It’s no secret that Apple are fiercely protective of their iOS devices and the walled garden ecosystem they have created around their products. Unfortunately for the company, someone has released the source code for iOS iBoot online, potentially opening up iPhones to considerably simpler jailbreaks and other hacks.
iBoot found its way on GitHub, and was available for public viewing for several hours, eventually Apple caught wind of it and Apple filed a copyright takedown request and had the code pulled. In a somewhat ironic twist, the DMCA notice issued by Apple does also verify that the iBoot code uploaded to GitHub is indeed genuine.

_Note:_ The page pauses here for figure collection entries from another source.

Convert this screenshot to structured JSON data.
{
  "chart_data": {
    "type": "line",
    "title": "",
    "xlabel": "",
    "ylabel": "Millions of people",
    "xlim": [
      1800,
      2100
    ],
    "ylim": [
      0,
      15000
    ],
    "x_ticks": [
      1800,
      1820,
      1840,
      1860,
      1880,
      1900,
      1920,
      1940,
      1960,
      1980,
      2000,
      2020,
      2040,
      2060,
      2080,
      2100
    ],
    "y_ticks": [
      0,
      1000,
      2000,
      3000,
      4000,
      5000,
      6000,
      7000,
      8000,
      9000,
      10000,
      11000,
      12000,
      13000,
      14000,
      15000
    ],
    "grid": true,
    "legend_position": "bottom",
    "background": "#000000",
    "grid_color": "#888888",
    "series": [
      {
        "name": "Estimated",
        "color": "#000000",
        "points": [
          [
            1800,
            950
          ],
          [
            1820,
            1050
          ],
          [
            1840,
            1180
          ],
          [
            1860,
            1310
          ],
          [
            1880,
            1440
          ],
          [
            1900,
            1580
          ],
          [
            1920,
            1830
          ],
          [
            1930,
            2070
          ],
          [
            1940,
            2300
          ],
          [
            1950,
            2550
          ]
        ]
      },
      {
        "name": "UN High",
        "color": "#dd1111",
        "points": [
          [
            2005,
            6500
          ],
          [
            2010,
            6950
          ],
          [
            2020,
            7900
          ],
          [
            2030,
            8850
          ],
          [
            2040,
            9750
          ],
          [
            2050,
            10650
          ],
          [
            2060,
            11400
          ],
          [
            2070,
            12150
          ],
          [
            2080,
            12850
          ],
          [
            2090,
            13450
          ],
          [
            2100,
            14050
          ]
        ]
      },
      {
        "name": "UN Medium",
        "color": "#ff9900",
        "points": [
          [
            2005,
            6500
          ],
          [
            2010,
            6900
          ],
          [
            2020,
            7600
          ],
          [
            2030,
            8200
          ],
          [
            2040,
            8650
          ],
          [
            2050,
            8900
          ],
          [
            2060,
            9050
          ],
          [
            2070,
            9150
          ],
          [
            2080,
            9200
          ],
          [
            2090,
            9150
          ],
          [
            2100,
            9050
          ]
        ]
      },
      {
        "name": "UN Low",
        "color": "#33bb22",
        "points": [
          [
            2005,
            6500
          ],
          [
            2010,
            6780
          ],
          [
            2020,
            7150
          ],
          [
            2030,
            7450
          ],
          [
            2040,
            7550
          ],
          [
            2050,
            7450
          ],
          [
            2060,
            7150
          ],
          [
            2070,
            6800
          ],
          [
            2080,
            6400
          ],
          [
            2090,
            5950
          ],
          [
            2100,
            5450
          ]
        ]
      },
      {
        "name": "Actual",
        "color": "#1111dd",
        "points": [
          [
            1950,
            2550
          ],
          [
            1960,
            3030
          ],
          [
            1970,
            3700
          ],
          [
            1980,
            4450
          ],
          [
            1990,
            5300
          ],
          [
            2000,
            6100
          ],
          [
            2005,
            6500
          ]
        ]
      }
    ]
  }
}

To clarify, as the name implies, iBoots job is part of the iOS which loads the remainder of the Operating System into memory. To put it another way, you can think of it as you would the BIOS of a PC, only unlike a PC which will boot any OS or software it can, iBoot is designed to check that the kernel of iOS is signed by Apple, verifying that it is genuine and hasn’t been modified by hackers.
The one silver-lining for Apple is that the code is designed for iOS 9, considerably older than the iOS 11 found in modern Apple devices. But as developers and coders will tell you, there’s most likely a lot of shared code and similar methodologies behind development between iBoot for iOS 9 and iBoot for iOS 11.
Another potential possibility likely in the back of Apple’s mind is the possibility this will allow talented developers the chance to emulate iOS on non iPhone / iPad devices. In effect, opening up the platform and allowing crazy options like a ‘Virtual Machine’ of sorts of Apple iOS on an Android phone.
In the report over at Vice, they point out this isn’t the first time this code has surfaced, but indeed did pop up last year in the JailBreak subreddit by a Reddit user known as “Apple_Internals“. But the post was largely ignored by the community given that the user had been created essentially to just post the iBoot code, and there wasn’t a high enough trust factor.
Jailbreaking iPhones was very popular with the community at one time, but became considerably trickier when Apple introduced the Secure Enclave Processor, which is a co-processor designed to handle cryptographic operations for data protection key management. It operates separately from the iOS code, so even if the iOS kernel was compromised, the Secure Enclave continues its work.
Apple pay rather handsomely for finding bugs and exploits in iOS, including up to $200,000 USD for Secure Boot Firmware Components, and if a hacker can demonstrate a vulnerability within the Secure Enclave Processor… well, that’ll net you $100,000. Unfortunately for Apple, the sums of money they offer isn’t enough to entice many in the BlackHat community, and they can make more cash by selling things to other companies. A jailbreak on the open market can be worth well over a million dollars.